Editor’s note: This article has been updated to correct Joan Anim-Addo’s title.
As part of Lehigh’s Spring 2025 Visiting Faculty Scholar program, visiting faculty fellow Joan Anim-Addo invited the campus to explore themes of identity, culture and representation from March 18 to Friday.
By leading a series of events that included a student-faculty discussion, a public lecture and a film screening, Anim-Addo explored her own work in response to the underrepresentation of African Caribbean women in literature.
Simone A. James Alexander, director of Africana studies and professor of English, launched the Distinguished Speaker-Lecture Series upon stepping into the director role in July 2024. She said she created the series to bring renowned writers to the Lehigh community and offer students, faculty and local residents an opportunity to engage with them.
“My ultimate goal with these events is to put the spotlight on Africana and on Lehigh as a whole,” she said. “It’s about bringing visibility to the program.”
Anim-Addo’s work explores themes of identity, belonging and cultural heritage, highlighting the complexities of race, gender and migration.
As a writer and scholar, she has earned numerous recognitions in her field, including being named a British Academy/Leverhulme Senior Research Fellow — a prestigious fellowship that supports established scholars by providing relief teaching and administration duties to pursue major research projects.
According to the College of Arts and Sciences’ website, Anim-Addo was also the United Kingdom’s first Black professor of literature and the humanities. She currently serves as an emeritus professor and director of the Centre for Caribbean and Diaspora Studies at Goldsmiths, University of London.
She’s also the editor in chief of the Bloomsbury Encyclopedia of Black British Writing and the founder and editor of Blacklines: The Journal of Black British Writing.
Alexander said one of the courses offered through the Africana studies department, Contemporary Black Literature, aligns with Anim-Addo’s work. She also said the lecture series gives students in this course, as well as those in other academic disciplines, an opportunity to hear from an expert discussing topics they have been studying.
During her lecture on Thursday, Anim-Addo discussed her experiences with literature and the underrepresentation of African Caribbean women in the field.
“It was a devastating revelation,” she said. “Where were African Caribbean women in literature?”
When sharing her personal experiences in her field with the audience, Anim-Addo said it was historically easier for writers to be published if they used male names. Had she known this sooner, she said she would’ve gone by “Jo” instead of “Joan.”
In her lecture, she also discussed her discovery of Aphra Behn’s “Oroonoko” and its Black female character Imoinda.
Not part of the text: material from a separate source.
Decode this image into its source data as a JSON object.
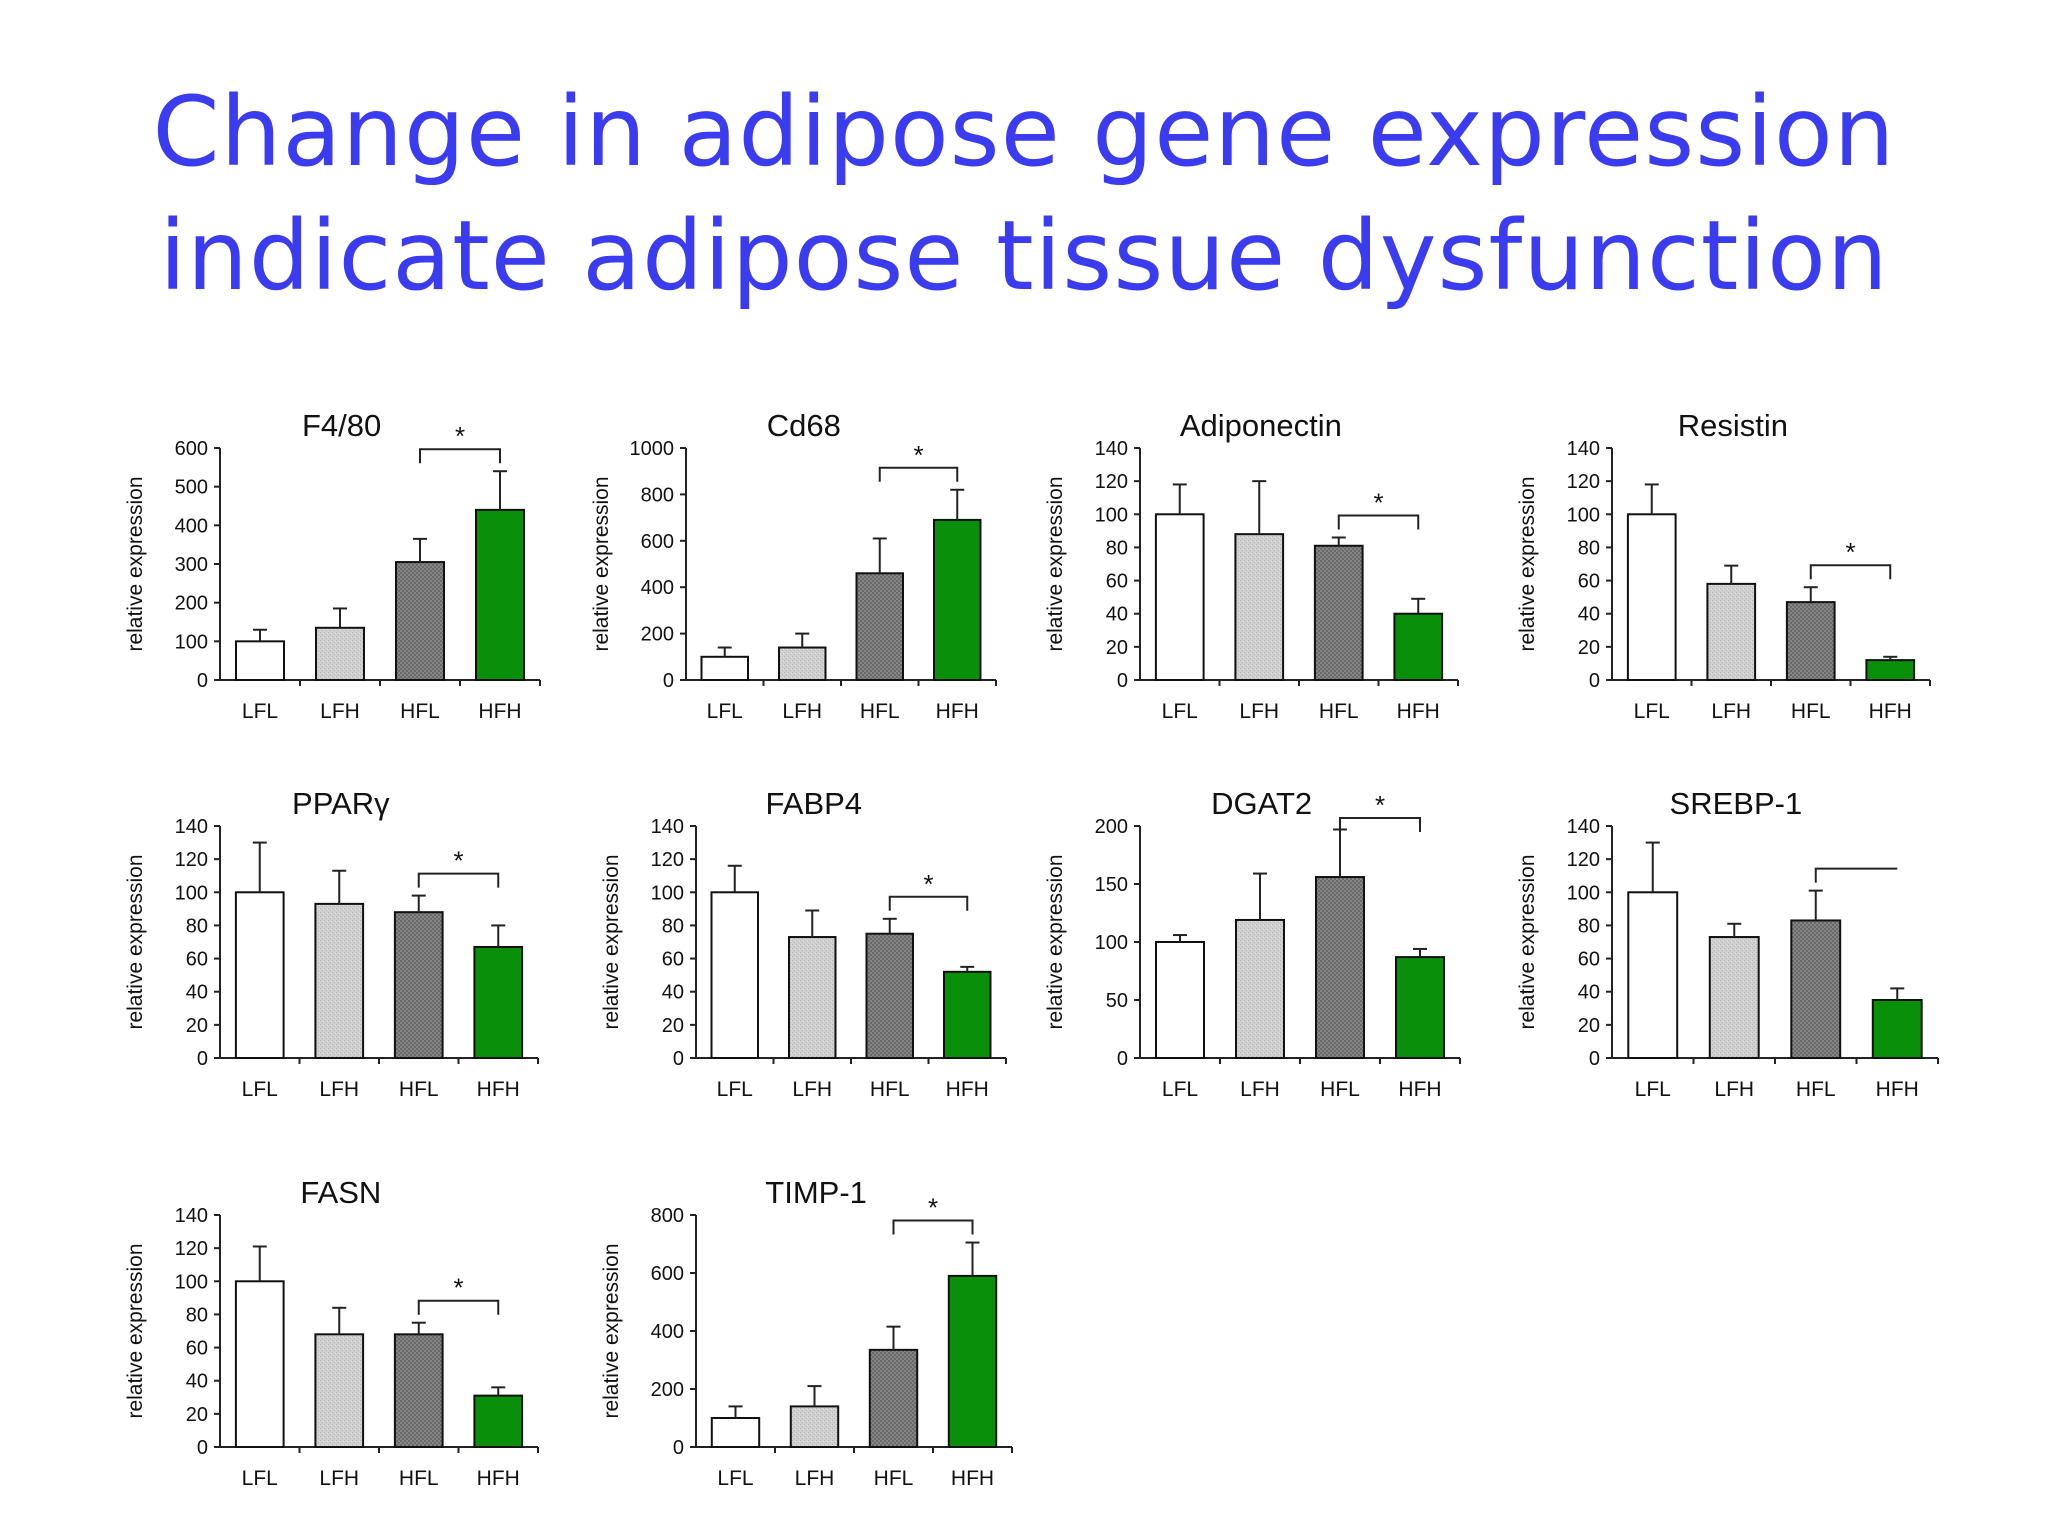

Drawing inspiration from Imoinda, she said she adapted Behn’s “Oroonoko” into an opera centered on the triumphant survival of African heritage as she guided attendees through her work.
Alexander said she hopes the lecture series offers students and faculty a new way to engage with their education and interact with diverse perspectives.
In the context of higher education, she said there’s an ongoing effort to push back against the setbacks in the education system, particularly the dismantling of African American history and literature in curriculums.
“I feel as though the kind of work that we do, we are resisting the erasure of African American people and history,” Alexander said.
Vera Fennell, a professor of political science, said she encouraged students in her classes to attend the events, as she thinks students often don’t appreciate the things going on at Lehigh.
“I want them to understand that education is a broad experience, and because it’s a broad experience, it can be a lifelong experience,” Fennell said.
Eldisa Rosario, ‘26, a student in one of Fennell’s classes which focuses on Asian and American studies, attended the lecture.
She said she thinks it’s important for students to learn about the topics discussed in the lecture series.
“It helps you think outside of the box and just look at things differently,” Rosario said.
Stephanie Powell Watts, a professor of English and Robert D. Rodale, chair of writing, also attended the event on Thursday and shared a similar sentiment to Rosario.
“I think that anytime that we engage in these sorts of discussions with people who are not necessarily like us or not from the places that we’re from, either metaphorically or literally, we expand our minds,” Watts said.
Through Anim-Addo’s events and future events hosted by the Africana Distinguished Lecture Series, Alexander hopes to inspire students to become global scholars.
She said she feels as though people are intolerant because they haven’t reached out to understand differences, and the series aims to change that.
“I’m hoping students will reach out in the physical domain and the literary domain,” she said.